Jerked Around in Shangrila

In Shangrila we were given royal treatment by a trekking guide named Kesang. Having heard from his boss of her disappointment with the company's current web page and the slowness of web page readiness by a newly contracted web page building company, we offered our services for free as a way to thank Kesang. After several hours of discussion with Boss and review of the existing pages, we learned that a partner in New York City was controlling the process. We documented the permissions we absolutely needed from the NY office and agreed to write a meaningful page upon our return from a 4-day trip to Deqin if NY agreed.

By our return, NY hadn't responded. Boss begged us to wait another US business day. OK. We agreed to telephone her mobile at 06:30 the next morning. This would be 19:30 NYC time. With a positive reply, we would start work. No reply would be interpreted as "no interest", and we would board the 07:30 northbound bus to Xiangcheng. The next morning at the agreed time, Wes called Boss' mobile. "The phone is switched off," the kind China Mobile Telecom recording told Wes in Chinese and English. Accustomed to this game of delay tactics, we checked out of our hotel and headed for the bus station. Although tickets to Xiangcheng were available the night before, they were now sold out. Bummer. Comparing a map to the bus timetable, we saw that an alternate, more southerly route through Lijiang and Panzhihua was also possible. We'd be missing the beautiful mountainous route to western Sichuan, but we would still have time for the other sites on our itinerary between Sichuan and Hong Kong before our visa expiration date. What's more, bus tickets to Panzhihua were still available.

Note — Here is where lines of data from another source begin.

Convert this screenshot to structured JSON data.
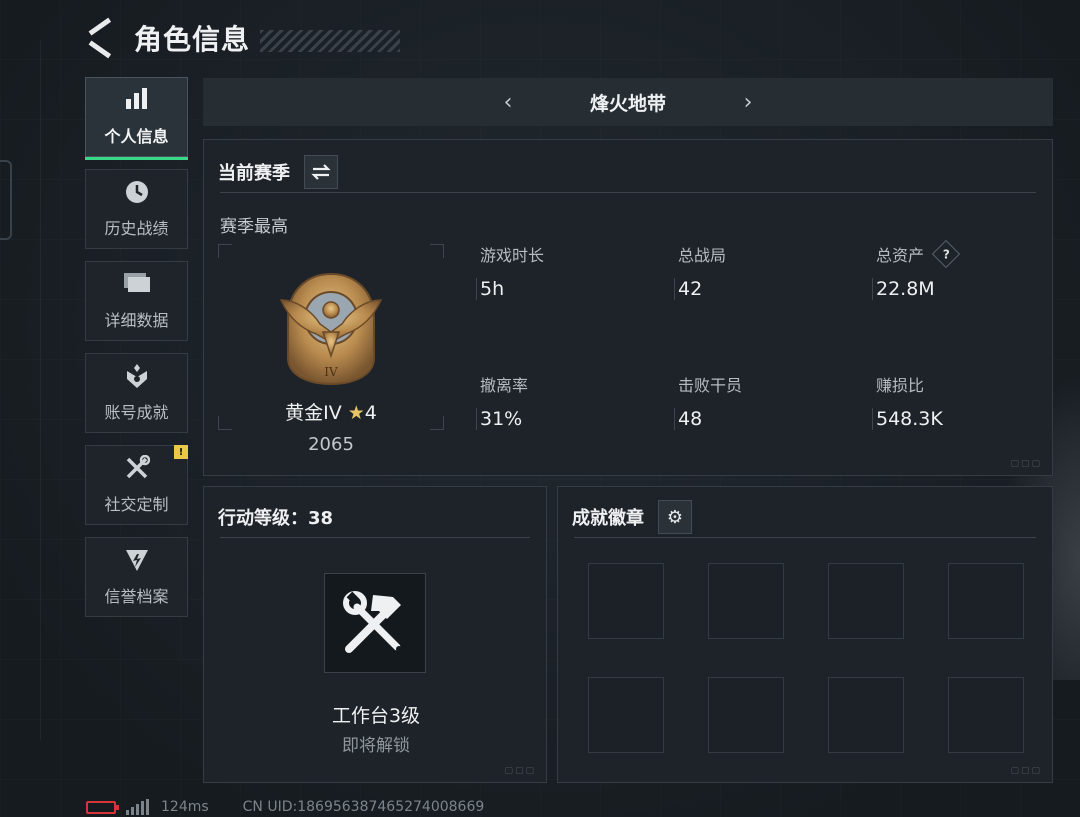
{
  "header": {
    "title": "角色信息"
  },
  "sidebar": {
    "items": [
      {
        "label": "个人信息",
        "icon": "bar-chart-icon",
        "active": true
      },
      {
        "label": "历史战绩",
        "icon": "clock-icon"
      },
      {
        "label": "详细数据",
        "icon": "folder-icon"
      },
      {
        "label": "账号成就",
        "icon": "achievement-icon"
      },
      {
        "label": "社交定制",
        "icon": "tools-icon",
        "badge": "!"
      },
      {
        "label": "信誉档案",
        "icon": "credit-icon"
      }
    ]
  },
  "mode": {
    "title": "烽火地带",
    "prev": "‹",
    "next": "›"
  },
  "season": {
    "title": "当前赛季",
    "subtitle": "赛季最高",
    "rank": {
      "name": "黄金IV",
      "stars": "4",
      "score": "2065",
      "medal_numeral": "IV"
    },
    "stats": [
      {
        "label": "游戏时长",
        "value": "5h"
      },
      {
        "label": "总战局",
        "value": "42"
      },
      {
        "label": "总资产",
        "value": "22.8M",
        "help": "?"
      },
      {
        "label": "撤离率",
        "value": "31%"
      },
      {
        "label": "击败干员",
        "value": "48"
      },
      {
        "label": "赚损比",
        "value": "548.3K"
      }
    ]
  },
  "level": {
    "title": "行动等级：38",
    "unlock_name": "工作台3级",
    "unlock_status": "即将解锁"
  },
  "badges": {
    "title": "成就徽章",
    "slots": 8
  },
  "footer": {
    "ping": "124ms",
    "uid": "CN UID:18695638746527400866​9"
  },
  "colors": {
    "accent_green": "#39d98a",
    "badge_yellow": "#e9c84a",
    "battery_red": "#d6343a"
  }
}
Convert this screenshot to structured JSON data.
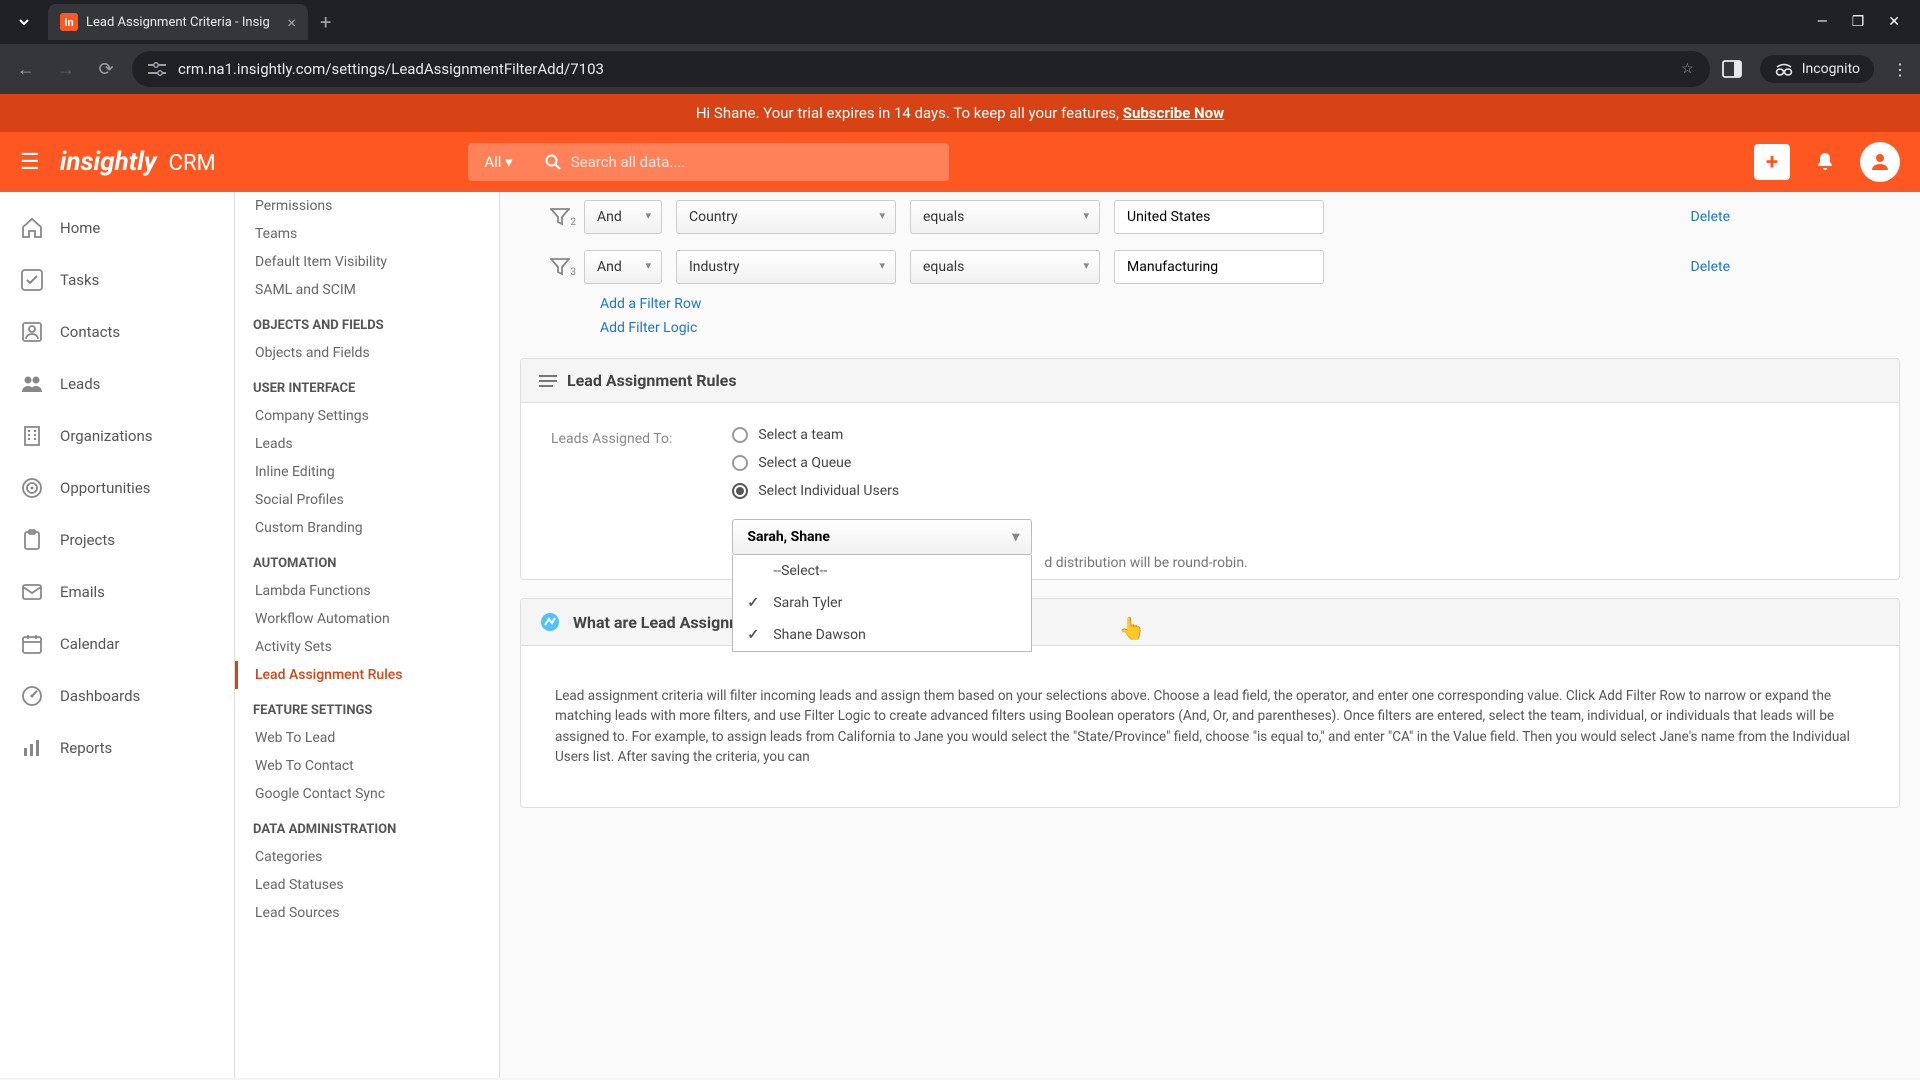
{
  "browser": {
    "tab_title": "Lead Assignment Criteria - Insig",
    "url": "crm.na1.insightly.com/settings/LeadAssignmentFilterAdd/7103",
    "incognito_label": "Incognito"
  },
  "trial_banner": {
    "greeting": "Hi Shane. Your trial expires in 14 days. To keep all your features, ",
    "cta": "Subscribe Now"
  },
  "header": {
    "logo": "insightly",
    "product": "CRM",
    "search_scope": "All",
    "search_placeholder": "Search all data...."
  },
  "left_nav": [
    {
      "label": "Home",
      "icon": "home"
    },
    {
      "label": "Tasks",
      "icon": "check"
    },
    {
      "label": "Contacts",
      "icon": "contact"
    },
    {
      "label": "Leads",
      "icon": "people"
    },
    {
      "label": "Organizations",
      "icon": "building"
    },
    {
      "label": "Opportunities",
      "icon": "target"
    },
    {
      "label": "Projects",
      "icon": "clipboard"
    },
    {
      "label": "Emails",
      "icon": "mail"
    },
    {
      "label": "Calendar",
      "icon": "calendar"
    },
    {
      "label": "Dashboards",
      "icon": "gauge"
    },
    {
      "label": "Reports",
      "icon": "bars"
    }
  ],
  "settings_sidebar": {
    "groups": [
      {
        "header": "",
        "items": [
          "Permissions",
          "Teams",
          "Default Item Visibility",
          "SAML and SCIM"
        ]
      },
      {
        "header": "OBJECTS AND FIELDS",
        "items": [
          "Objects and Fields"
        ]
      },
      {
        "header": "USER INTERFACE",
        "items": [
          "Company Settings",
          "Leads",
          "Inline Editing",
          "Social Profiles",
          "Custom Branding"
        ]
      },
      {
        "header": "AUTOMATION",
        "items": [
          "Lambda Functions",
          "Workflow Automation",
          "Activity Sets",
          "Lead Assignment Rules"
        ]
      },
      {
        "header": "FEATURE SETTINGS",
        "items": [
          "Web To Lead",
          "Web To Contact",
          "Google Contact Sync"
        ]
      },
      {
        "header": "DATA ADMINISTRATION",
        "items": [
          "Categories",
          "Lead Statuses",
          "Lead Sources"
        ]
      }
    ],
    "active": "Lead Assignment Rules"
  },
  "filters": {
    "rows": [
      {
        "idx": "2",
        "logic": "And",
        "field": "Country",
        "op": "equals",
        "value": "United States"
      },
      {
        "idx": "3",
        "logic": "And",
        "field": "Industry",
        "op": "equals",
        "value": "Manufacturing"
      }
    ],
    "delete_label": "Delete",
    "add_row": "Add a Filter Row",
    "add_logic": "Add Filter Logic"
  },
  "rules_panel": {
    "title": "Lead Assignment Rules",
    "assigned_label": "Leads Assigned To:",
    "options": {
      "team": "Select a team",
      "queue": "Select a Queue",
      "users": "Select Individual Users"
    },
    "user_select_display": "Sarah, Shane",
    "dropdown": {
      "placeholder": "--Select--",
      "items": [
        {
          "label": "Sarah Tyler",
          "checked": true
        },
        {
          "label": "Shane Dawson",
          "checked": true
        }
      ]
    },
    "hint_tail": "d distribution will be round-robin."
  },
  "info_panel": {
    "title": "What are Lead Assignment Criteria?",
    "body": "Lead assignment criteria will filter incoming leads and assign them based on your selections above. Choose a lead field, the operator, and enter one corresponding value. Click Add Filter Row to narrow or expand the matching leads with more filters, and use Filter Logic to create advanced filters using Boolean operators (And, Or, and parentheses). Once filters are entered, select the team, individual, or individuals that leads will be assigned to. For example, to assign leads from California to Jane you would select the \"State/Province\" field, choose \"is equal to,\" and enter \"CA\" in the Value field. Then you would select Jane's name from the Individual Users list. After saving the criteria, you can"
  }
}
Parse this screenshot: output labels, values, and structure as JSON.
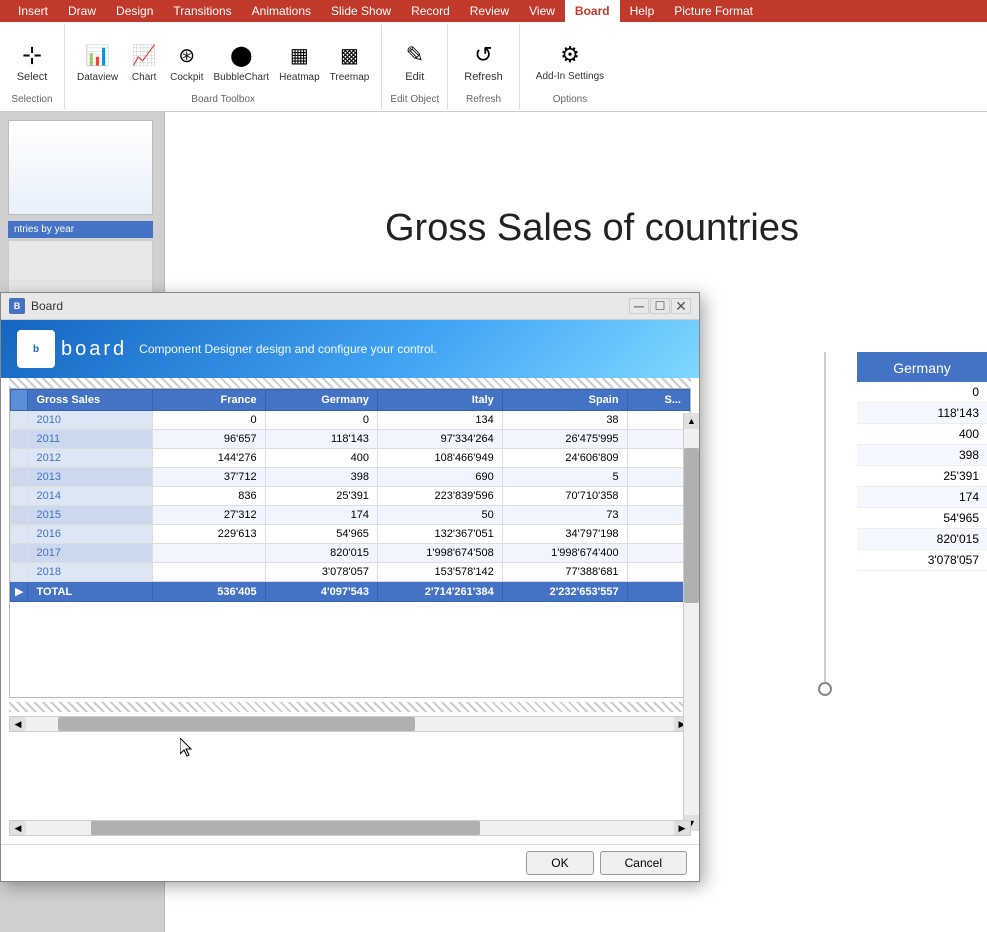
{
  "ribbon": {
    "tabs": [
      "Insert",
      "Draw",
      "Design",
      "Transitions",
      "Animations",
      "Slide Show",
      "Record",
      "Review",
      "View",
      "Board",
      "Help",
      "Picture Format"
    ],
    "active_tab": "Board",
    "groups": {
      "selection": {
        "label": "Selection",
        "buttons": [
          {
            "label": "Select",
            "icon": "⊹"
          }
        ]
      },
      "board_toolbox": {
        "label": "Board Toolbox",
        "buttons": [
          {
            "label": "Dataview",
            "icon": "📊"
          },
          {
            "label": "Chart",
            "icon": "📈"
          },
          {
            "label": "Cockpit",
            "icon": "⊛"
          },
          {
            "label": "BubbleChart",
            "icon": "⬤"
          },
          {
            "label": "Heatmap",
            "icon": "▦"
          },
          {
            "label": "Treemap",
            "icon": "▩"
          }
        ]
      },
      "edit_object": {
        "label": "Edit Object",
        "buttons": [
          {
            "label": "Edit",
            "icon": "✎"
          }
        ]
      },
      "refresh_group": {
        "label": "Refresh",
        "buttons": [
          {
            "label": "Refresh",
            "icon": "↺"
          }
        ]
      },
      "options": {
        "label": "Options",
        "buttons": [
          {
            "label": "Add-In\nSettings",
            "icon": "⚙"
          }
        ]
      }
    }
  },
  "slide": {
    "title": "Gross Sales of countries"
  },
  "dialog": {
    "title": "Board",
    "subtitle": "Component Designer design and configure your control.",
    "logo_text": "board",
    "table": {
      "columns": [
        "Gross Sales",
        "France",
        "Germany",
        "Italy",
        "Spain",
        "S..."
      ],
      "rows": [
        {
          "year": "2010",
          "france": "0",
          "germany": "0",
          "italy": "134",
          "spain": "38"
        },
        {
          "year": "2011",
          "france": "96'657",
          "germany": "118'143",
          "italy": "97'334'264",
          "spain": "26'475'995"
        },
        {
          "year": "2012",
          "france": "144'276",
          "germany": "400",
          "italy": "108'466'949",
          "spain": "24'606'809"
        },
        {
          "year": "2013",
          "france": "37'712",
          "germany": "398",
          "italy": "690",
          "spain": "5"
        },
        {
          "year": "2014",
          "france": "836",
          "germany": "25'391",
          "italy": "223'839'596",
          "spain": "70'710'358"
        },
        {
          "year": "2015",
          "france": "27'312",
          "germany": "174",
          "italy": "50",
          "spain": "73"
        },
        {
          "year": "2016",
          "france": "229'613",
          "germany": "54'965",
          "italy": "132'367'051",
          "spain": "34'797'198"
        },
        {
          "year": "2017",
          "france": "",
          "germany": "820'015",
          "italy": "1'998'674'508",
          "spain": "1'998'674'400"
        },
        {
          "year": "2018",
          "france": "",
          "germany": "3'078'057",
          "italy": "153'578'142",
          "spain": "77'388'681"
        }
      ],
      "total": {
        "label": "TOTAL",
        "france": "536'405",
        "germany": "4'097'543",
        "italy": "2'714'261'384",
        "spain": "2'232'653'557"
      }
    },
    "buttons": {
      "ok": "OK",
      "cancel": "Cancel"
    }
  },
  "right_panel": {
    "header": "Germany",
    "values": [
      "0",
      "118'143",
      "400",
      "398",
      "25'391",
      "174",
      "54'965",
      "820'015",
      "3'078'057"
    ]
  }
}
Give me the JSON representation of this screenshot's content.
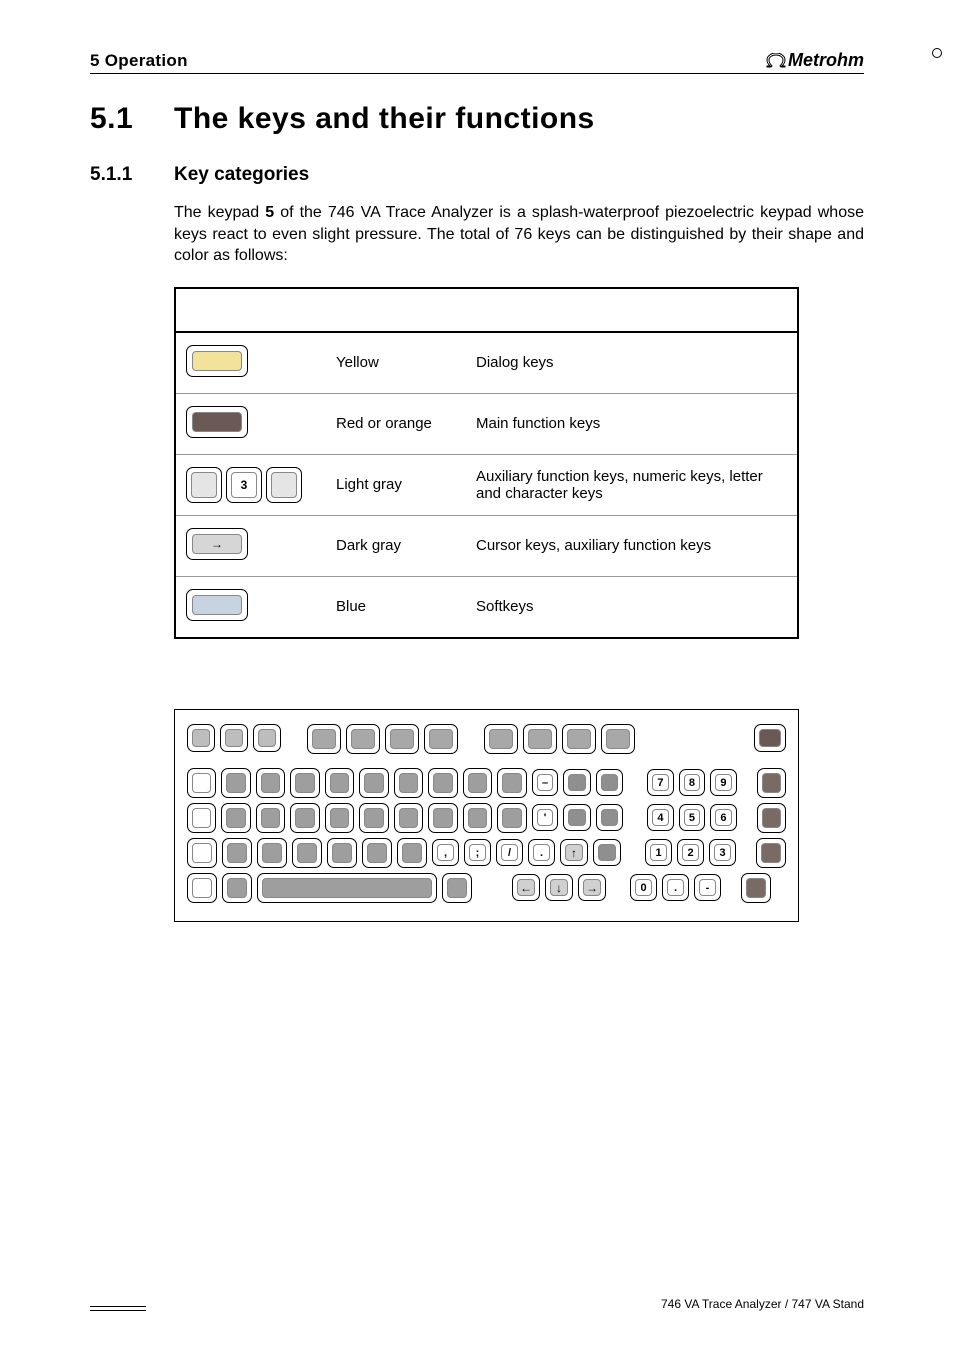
{
  "header": {
    "left": "5  Operation",
    "brand": "Metrohm"
  },
  "h1": {
    "num": "5.1",
    "text": "The keys and their functions"
  },
  "h2": {
    "num": "5.1.1",
    "text": "Key categories"
  },
  "para": {
    "a": "The keypad ",
    "b": "5",
    "c": " of the 746 VA Trace Analyzer is a splash-waterproof piezoelectric keypad whose keys react to even slight pressure. The total of 76 keys can be distinguished by their shape and color as follows:"
  },
  "table": {
    "rows": [
      {
        "color": "Yellow",
        "desc": "Dialog keys",
        "fill": "#f2e39a"
      },
      {
        "color": "Red or orange",
        "desc": "Main function keys",
        "fill": "#6b5956"
      },
      {
        "color": "Light gray",
        "desc": "Auxiliary function keys, numeric keys, letter and character keys",
        "fill": "#cfcfcf",
        "label": "3",
        "pair": true
      },
      {
        "color": "Dark gray",
        "desc": "Cursor keys, auxiliary function keys",
        "fill": "#8f8f8f",
        "arrow": true
      },
      {
        "color": "Blue",
        "desc": "Softkeys",
        "fill": "#b7c7d9"
      }
    ]
  },
  "numpad": {
    "r1": [
      "7",
      "8",
      "9"
    ],
    "r2": [
      "4",
      "5",
      "6"
    ],
    "r3": [
      "1",
      "2",
      "3"
    ],
    "r4": [
      "0",
      ".",
      "-"
    ]
  },
  "sym": {
    "minus": "–",
    "apos": "'",
    "comma": ",",
    "semi": ";",
    "slash": "/",
    "dot": ".",
    "up": "↑",
    "left": "←",
    "down": "↓",
    "right": "→"
  },
  "footer": {
    "text": "746 VA Trace Analyzer / 747 VA Stand"
  }
}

Just as we made our decision and prepared to buy our tickets, a sleepy eyed colleague of Kesang's approached us. "Boss says I should bring you to her office," he pantomimed. "She got a positive response from NY?" we asked. He didn't know. Boss' mobile phone was still off. Wanting to do Kesang a favor even if it meant sacrificing one more location on our itinerary, we rode the company van to Boss' office. Boss was all apologies. "I fell asleep and my phone was off, and I didn't hear my alarm." We asked about NY. "Well, actually, there's no response yet. He's setting up a carpet shop in New Jersey and we want to start a web business in Shanghai, and blah, blah blah..." "Please, Boss," Wes interrupted. "In our hearts we want to give you and your company some meaningful Internet advertising, but NY is controlling the decision and seems to be the cause of the delay of the new web page. In my 8 years of management experience, the mobile phone was never off and email was checked daily, no matter what. We can only interpret non-response to mean no interest, and I'm not willing to engage in futile activities that will ultimately provide your company zero return. I'm sorry, but we're leaving Shangrila today."

By the time a taxi delivered us back to the bus station, the Panzhihua tickets were sold out. Uuuaah! After being jerked around, our minds were set on departure. Any planes to Chengdu? No, not for another 6 days. Any other bus option? Yes, one. We returned to Kunming on a 15-hour sleeper bus and caught an 18-hour super express train to Chengdu. Two times the money we saved due to Kesang's generosity was blown on higher prices for high-speed circuitous transport to Sichuan Province. On the Kunming bus, Wes had an epiphany. It's easier to have a boss who jerks people around than to be a supplier or customer to the jerk.